En la habitación hay una ventana pero no se puede ver el exterior. El hombre está consumado a su propio aquí y ahora. La única certeza que tiene es que se siente muy culpable. La culpa es quizás su infierno. Un grupo de personas irán apareciendo, una a una, y él irá anotando sus nombres en un cuaderno, porque cada tanto lo olvida todo.

También será visitado por otro grupo que desfilará sin cesar por su mente, uno a uno y todos a la vez, como objetos en cadena de montaje, incansables. Él sabe que conoce a estos personajes, que guarda con ellos una íntima relación, que son producto de algún hacer. Ellos lo acechan, de tal manera que el hombre teme cerrar sus ojos.
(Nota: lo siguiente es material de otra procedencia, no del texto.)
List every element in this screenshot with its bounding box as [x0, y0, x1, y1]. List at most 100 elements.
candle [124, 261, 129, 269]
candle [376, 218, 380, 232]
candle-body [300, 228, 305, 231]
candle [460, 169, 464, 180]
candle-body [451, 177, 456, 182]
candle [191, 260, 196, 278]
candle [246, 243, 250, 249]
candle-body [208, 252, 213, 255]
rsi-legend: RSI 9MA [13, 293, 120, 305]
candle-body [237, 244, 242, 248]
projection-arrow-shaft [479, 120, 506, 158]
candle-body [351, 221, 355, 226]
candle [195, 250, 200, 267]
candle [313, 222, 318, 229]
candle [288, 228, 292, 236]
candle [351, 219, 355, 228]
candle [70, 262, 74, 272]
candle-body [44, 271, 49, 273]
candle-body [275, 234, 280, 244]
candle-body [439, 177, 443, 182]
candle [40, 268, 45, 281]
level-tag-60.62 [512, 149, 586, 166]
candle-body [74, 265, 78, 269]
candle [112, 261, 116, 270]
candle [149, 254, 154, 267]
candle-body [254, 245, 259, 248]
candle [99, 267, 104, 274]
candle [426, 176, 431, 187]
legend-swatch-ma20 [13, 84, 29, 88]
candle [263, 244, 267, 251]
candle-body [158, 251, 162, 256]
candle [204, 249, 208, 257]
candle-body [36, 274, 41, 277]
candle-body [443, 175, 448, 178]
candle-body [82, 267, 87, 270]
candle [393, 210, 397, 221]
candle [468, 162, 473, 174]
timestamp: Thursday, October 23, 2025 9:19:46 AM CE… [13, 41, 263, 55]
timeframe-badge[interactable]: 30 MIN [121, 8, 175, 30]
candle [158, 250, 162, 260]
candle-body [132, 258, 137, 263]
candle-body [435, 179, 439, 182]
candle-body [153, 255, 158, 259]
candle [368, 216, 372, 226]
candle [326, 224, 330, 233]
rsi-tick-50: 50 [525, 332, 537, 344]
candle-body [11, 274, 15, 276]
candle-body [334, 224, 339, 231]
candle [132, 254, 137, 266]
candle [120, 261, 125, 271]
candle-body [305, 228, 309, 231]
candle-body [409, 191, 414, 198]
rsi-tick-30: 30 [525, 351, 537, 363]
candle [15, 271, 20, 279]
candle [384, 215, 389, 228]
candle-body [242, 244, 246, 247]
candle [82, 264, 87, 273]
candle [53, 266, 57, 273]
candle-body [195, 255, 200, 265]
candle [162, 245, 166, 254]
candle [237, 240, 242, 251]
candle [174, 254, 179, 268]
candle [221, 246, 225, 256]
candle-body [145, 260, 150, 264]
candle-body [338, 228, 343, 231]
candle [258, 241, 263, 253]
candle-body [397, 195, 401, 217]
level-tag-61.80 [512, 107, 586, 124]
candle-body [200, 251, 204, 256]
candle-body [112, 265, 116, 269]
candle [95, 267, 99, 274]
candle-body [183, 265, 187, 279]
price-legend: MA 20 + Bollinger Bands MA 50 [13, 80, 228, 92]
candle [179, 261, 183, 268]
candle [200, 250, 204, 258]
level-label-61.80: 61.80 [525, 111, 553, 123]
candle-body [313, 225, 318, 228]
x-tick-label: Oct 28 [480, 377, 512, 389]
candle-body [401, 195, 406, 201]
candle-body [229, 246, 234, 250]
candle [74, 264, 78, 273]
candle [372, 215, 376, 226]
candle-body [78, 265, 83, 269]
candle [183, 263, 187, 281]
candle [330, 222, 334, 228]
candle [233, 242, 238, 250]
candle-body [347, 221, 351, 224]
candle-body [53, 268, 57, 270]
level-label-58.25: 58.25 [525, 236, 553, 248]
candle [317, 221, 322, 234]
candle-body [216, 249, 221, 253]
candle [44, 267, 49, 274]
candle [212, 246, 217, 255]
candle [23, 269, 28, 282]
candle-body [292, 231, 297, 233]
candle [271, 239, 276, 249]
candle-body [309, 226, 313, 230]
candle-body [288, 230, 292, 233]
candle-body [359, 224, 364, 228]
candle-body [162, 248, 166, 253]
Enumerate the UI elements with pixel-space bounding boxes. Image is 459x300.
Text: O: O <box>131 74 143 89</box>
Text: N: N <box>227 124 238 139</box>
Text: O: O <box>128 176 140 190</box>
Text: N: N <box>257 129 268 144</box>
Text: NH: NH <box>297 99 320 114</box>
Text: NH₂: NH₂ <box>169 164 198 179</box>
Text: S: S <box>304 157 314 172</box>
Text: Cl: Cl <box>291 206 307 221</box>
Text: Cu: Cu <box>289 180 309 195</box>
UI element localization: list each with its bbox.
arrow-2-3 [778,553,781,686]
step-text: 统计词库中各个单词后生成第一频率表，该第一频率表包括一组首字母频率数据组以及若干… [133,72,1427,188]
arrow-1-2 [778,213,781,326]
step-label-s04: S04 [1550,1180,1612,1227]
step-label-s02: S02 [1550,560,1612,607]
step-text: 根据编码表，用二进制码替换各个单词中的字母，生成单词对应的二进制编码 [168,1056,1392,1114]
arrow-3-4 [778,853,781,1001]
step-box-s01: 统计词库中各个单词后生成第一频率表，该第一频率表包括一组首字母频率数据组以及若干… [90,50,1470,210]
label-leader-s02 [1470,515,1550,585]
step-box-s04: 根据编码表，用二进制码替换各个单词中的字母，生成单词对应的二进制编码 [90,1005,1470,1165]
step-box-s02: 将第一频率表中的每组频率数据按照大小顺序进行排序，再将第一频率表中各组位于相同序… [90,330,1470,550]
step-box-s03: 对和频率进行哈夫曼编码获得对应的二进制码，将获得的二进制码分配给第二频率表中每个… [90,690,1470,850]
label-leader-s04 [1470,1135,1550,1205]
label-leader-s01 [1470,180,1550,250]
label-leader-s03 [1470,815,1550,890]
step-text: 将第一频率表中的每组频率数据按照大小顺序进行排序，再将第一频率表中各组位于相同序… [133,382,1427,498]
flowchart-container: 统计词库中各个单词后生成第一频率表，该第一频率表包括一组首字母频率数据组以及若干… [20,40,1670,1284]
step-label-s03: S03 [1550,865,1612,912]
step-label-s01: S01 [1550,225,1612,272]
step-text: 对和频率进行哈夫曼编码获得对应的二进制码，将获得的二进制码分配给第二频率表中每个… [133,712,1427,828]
Él es Mister Blank, y sólo sabemos que viste un pijama a rayas azul y amarillo y es viejo, del tipo de persona vieja entre los sesenta y los ochenta años. Le cuesta moverse pero no así pensar, darle rienda suelta a las historias que se tejen en su mente. Mientras se hace todas las preguntas posibles, como por ejemplo si la puerta se cierra desde fuera de la habitación o no, o si realmente hay un armario, empieza a leer un manuscrito que está en el escritorio frente a la cama, al lado de una pila de fotos viejas. El manuscrito es el informe del misterioso Graf y su casi trágica vivencia en alguna época de la historia de un Estados Unidos distinto.

No he leído aún muchos libros de Paul Auster, pero lo que he leído me alcanza para recomendarlo y empezar a conocer un poco su mundo. Cuando dije que había que empezar por, por ejemplo, La noche de lo oráculo como me habían recomendado, no me equivocaba. Es un libro elemental que hay que leer antes que este. Hay muchos guiños y aparece nuevamente, aunque no elemental en la diégesis, el escritor John Trause.

Pero Trause no es más que un mínimo elemento en la serie de obsesiones que pueblan los textos de Auster: el sentimiento culpa, la desolación, la transformación en la que nos envuelve la cotidianeidad, la figura del padre protector encarnada en un amigo del protagonista, la mujer como ser supremo, las erecciones y los sentimientos que en ese instante acarrea, las calles de Brooklyn, el paso de las estaciones, la duda, y por sobre todas las cosas, el acto de escribir.

Escribir es acaso el remedio en el que se sumergen los personajes, su forma de comprender y comprenderse. El relato va enredándose en muchas historias dentro de una, enalteciendo el mismísimo placer de contarlas, y en este libro en particular, son portadoras del deseo del escritor de meterse en su propia mente, logrando, como dijo el periodista Javier Aparicio Maydeu: “una enigmática y magnífica alegoría de la creación”.

Al fin y al cabo, el hilo conductor de las historias austerianas son las palabras, el poder que tienen, la manera de afectar. En La noche del oráculo se pregunta si son tan poderosas como para predecir lo que pasará, en Viajes por el Scriptorioum, si pueden ser capaces de producir tanto miedo.

Mister Blank (blank es el espacio en blanco que debe ser llenado, “fill in the blank”), son todos quienes transitan el camino de la escritura, acompañados por todos esos personajes que el viejo fue anotando en el cuaderno.

¿Acaso la vida no es más que una historia que puede ser narrada mil veces y de mil maneras?